Publicadas nas edições de sexta-feira (28/12) e segunda-feira (31/12) do Diário Oficial da União, as portarias nº 148 e 149 do Ministério da Fazenda definem o regimento interno e a composição da recém-criada comissão de ética do Conselho Administrativo de Recursos Fiscais (Carf).

A partir de 2019, a expectativa é que o colegiado analise casos de conflitos de interesse envolvendo servidores e conselheiros do órgão, cuja função principal é analisar cobranças tributárias efetuadas pela Receita Federal contra pessoas físicas e jurídicas.

Segundo julgadores que atuam no órgão, a proposta de implementação vinha sendo gestada desde 2015, após a Operação Zelotes causar o afastamento de conselheiros. A força-tarefa descortinou casos de compra e venda de votos no conselho.
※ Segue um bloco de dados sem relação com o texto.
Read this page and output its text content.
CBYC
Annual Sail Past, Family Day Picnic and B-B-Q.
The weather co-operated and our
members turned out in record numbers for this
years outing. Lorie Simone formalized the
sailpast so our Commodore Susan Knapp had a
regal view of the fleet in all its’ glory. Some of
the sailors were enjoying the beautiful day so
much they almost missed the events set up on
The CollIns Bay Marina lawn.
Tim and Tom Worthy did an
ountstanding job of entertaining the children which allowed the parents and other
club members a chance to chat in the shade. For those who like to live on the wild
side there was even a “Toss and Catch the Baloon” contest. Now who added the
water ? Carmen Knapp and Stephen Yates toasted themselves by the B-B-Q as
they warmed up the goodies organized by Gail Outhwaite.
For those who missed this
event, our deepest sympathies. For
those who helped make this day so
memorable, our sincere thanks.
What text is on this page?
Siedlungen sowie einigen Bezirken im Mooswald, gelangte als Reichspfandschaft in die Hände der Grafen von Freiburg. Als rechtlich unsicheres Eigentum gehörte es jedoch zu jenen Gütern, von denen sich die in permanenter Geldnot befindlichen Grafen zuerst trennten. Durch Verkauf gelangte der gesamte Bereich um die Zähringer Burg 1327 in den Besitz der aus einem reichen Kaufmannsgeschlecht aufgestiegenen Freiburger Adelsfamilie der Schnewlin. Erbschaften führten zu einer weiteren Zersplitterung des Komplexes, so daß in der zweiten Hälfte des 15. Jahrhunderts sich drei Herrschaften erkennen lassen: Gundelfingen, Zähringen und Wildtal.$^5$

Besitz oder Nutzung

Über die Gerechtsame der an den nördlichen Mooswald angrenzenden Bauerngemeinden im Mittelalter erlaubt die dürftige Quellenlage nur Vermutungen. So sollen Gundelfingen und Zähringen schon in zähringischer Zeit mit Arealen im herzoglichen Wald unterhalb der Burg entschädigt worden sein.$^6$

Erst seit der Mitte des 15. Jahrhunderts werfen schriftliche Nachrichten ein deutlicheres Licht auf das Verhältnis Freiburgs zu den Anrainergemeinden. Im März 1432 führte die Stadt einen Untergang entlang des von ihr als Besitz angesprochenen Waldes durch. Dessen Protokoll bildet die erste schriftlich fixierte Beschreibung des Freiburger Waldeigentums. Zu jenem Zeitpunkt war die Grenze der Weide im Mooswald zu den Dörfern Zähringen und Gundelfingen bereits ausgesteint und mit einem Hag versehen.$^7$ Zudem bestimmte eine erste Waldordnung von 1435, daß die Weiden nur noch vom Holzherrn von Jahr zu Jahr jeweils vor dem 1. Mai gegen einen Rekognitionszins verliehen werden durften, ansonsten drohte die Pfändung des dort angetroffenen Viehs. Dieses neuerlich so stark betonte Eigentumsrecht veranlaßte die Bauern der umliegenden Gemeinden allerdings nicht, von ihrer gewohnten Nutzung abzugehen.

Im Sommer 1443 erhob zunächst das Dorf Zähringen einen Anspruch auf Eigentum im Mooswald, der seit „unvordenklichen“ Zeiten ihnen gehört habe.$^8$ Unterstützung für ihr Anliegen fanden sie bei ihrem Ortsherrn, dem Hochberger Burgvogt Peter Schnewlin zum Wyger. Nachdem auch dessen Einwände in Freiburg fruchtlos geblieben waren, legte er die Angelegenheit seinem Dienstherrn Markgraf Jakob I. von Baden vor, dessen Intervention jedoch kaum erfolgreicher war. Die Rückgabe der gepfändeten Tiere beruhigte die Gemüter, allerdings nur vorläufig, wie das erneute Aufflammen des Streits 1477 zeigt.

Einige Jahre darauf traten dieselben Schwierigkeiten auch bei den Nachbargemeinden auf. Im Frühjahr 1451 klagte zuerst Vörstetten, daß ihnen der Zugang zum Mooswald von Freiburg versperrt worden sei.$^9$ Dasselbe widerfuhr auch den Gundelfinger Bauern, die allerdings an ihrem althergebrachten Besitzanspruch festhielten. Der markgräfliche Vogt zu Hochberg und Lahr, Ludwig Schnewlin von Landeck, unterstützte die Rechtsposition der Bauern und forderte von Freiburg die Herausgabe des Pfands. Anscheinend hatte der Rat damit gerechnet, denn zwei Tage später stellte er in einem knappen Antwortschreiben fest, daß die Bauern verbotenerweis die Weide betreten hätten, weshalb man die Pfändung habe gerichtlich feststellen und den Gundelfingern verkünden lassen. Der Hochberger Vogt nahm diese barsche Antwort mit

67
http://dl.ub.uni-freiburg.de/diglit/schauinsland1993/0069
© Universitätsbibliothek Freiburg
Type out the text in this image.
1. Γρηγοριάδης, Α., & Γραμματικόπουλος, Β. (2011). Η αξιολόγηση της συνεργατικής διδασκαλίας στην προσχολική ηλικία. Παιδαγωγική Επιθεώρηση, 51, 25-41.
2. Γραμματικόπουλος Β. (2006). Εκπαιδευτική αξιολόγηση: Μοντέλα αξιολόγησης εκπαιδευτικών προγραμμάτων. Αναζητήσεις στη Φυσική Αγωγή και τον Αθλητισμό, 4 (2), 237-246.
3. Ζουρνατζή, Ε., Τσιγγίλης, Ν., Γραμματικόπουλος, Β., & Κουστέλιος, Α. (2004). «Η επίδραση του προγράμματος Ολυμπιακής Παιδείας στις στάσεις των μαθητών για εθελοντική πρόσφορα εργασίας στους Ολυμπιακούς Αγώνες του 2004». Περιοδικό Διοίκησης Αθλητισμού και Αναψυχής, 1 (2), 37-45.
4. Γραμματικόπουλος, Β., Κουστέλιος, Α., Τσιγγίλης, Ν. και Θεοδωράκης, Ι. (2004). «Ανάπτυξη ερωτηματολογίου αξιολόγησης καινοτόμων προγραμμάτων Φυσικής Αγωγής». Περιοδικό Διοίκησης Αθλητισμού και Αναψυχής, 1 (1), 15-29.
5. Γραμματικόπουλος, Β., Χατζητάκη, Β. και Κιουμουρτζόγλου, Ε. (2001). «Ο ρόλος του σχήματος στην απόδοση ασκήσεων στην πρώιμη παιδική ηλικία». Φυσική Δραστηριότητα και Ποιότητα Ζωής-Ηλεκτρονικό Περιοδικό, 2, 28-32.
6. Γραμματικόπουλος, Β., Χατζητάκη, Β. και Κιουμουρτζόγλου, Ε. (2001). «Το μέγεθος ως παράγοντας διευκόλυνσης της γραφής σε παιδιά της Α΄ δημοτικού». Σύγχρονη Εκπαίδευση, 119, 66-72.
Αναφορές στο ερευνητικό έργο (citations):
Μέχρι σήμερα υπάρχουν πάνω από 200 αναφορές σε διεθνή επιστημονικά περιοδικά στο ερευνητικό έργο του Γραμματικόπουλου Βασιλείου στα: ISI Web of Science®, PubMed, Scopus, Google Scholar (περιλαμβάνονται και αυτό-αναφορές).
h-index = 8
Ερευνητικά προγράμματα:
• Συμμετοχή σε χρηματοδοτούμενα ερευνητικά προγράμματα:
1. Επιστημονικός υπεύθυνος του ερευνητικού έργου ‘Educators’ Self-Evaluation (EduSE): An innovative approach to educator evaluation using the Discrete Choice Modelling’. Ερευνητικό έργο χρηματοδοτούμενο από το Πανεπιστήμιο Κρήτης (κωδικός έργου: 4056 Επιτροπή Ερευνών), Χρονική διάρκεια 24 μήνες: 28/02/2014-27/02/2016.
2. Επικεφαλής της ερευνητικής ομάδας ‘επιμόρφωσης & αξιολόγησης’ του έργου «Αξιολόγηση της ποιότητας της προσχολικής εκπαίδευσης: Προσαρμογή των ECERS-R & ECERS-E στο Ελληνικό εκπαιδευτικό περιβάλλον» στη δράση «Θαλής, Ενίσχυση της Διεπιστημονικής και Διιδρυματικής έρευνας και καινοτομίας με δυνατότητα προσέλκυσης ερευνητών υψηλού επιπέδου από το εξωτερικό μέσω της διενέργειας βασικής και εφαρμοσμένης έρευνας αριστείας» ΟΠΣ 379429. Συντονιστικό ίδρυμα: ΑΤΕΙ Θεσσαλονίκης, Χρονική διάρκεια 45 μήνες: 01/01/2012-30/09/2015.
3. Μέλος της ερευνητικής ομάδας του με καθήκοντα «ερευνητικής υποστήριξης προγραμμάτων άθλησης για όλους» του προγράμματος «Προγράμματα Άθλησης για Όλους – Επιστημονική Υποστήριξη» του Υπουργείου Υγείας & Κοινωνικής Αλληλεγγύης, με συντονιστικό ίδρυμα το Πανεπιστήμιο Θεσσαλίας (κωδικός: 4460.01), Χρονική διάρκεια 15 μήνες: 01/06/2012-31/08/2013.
De acordo com o regimento, publicado na última edição de 2018 do Diário Oficial da União, o comitê poderá indicar à presidência do Carf punições e mesmo a exoneração de servidores. Na publicação fica claro que as competências do grupo são de consulta, orientação e deliberação sobre ética e conflitos inerentes à atividade do órgão.

Ainda de acordo com o regimento, a participação nesta comissão de ética é garantida apenas aos servidores efetivos – o que exclui, por exemplo, os conselheiros representantes dos contribuintes que desejassem fazer parte do colegiado.

São dois os conselheiros da Fazenda que exercerão mandato na comissão de ética: o presidente da 1ª Turma da 3ª Câmara da 2ª Seção, João Maurício Vital, será membro titular, e Mário Pereira de Pinho Filho, que atualmente compõe a 2ª Câmara Superior, será seu suplente.

A presidência do órgão caberá ao servidor Wilson Fernandes Guimarães, que não atua como conselheiro no Carf. Na quinta-feira, dia 29, o ministro da Fazenda já tinha dado sinal verde para a instituição da comissão de ética, que terá funcionamento similar ao de outros órgãos subordinados a pasta, tais como a Secretaria do Tesouro Nacional (STN) e a Procuradoria-Geral da Fazenda Nacional (PGFN).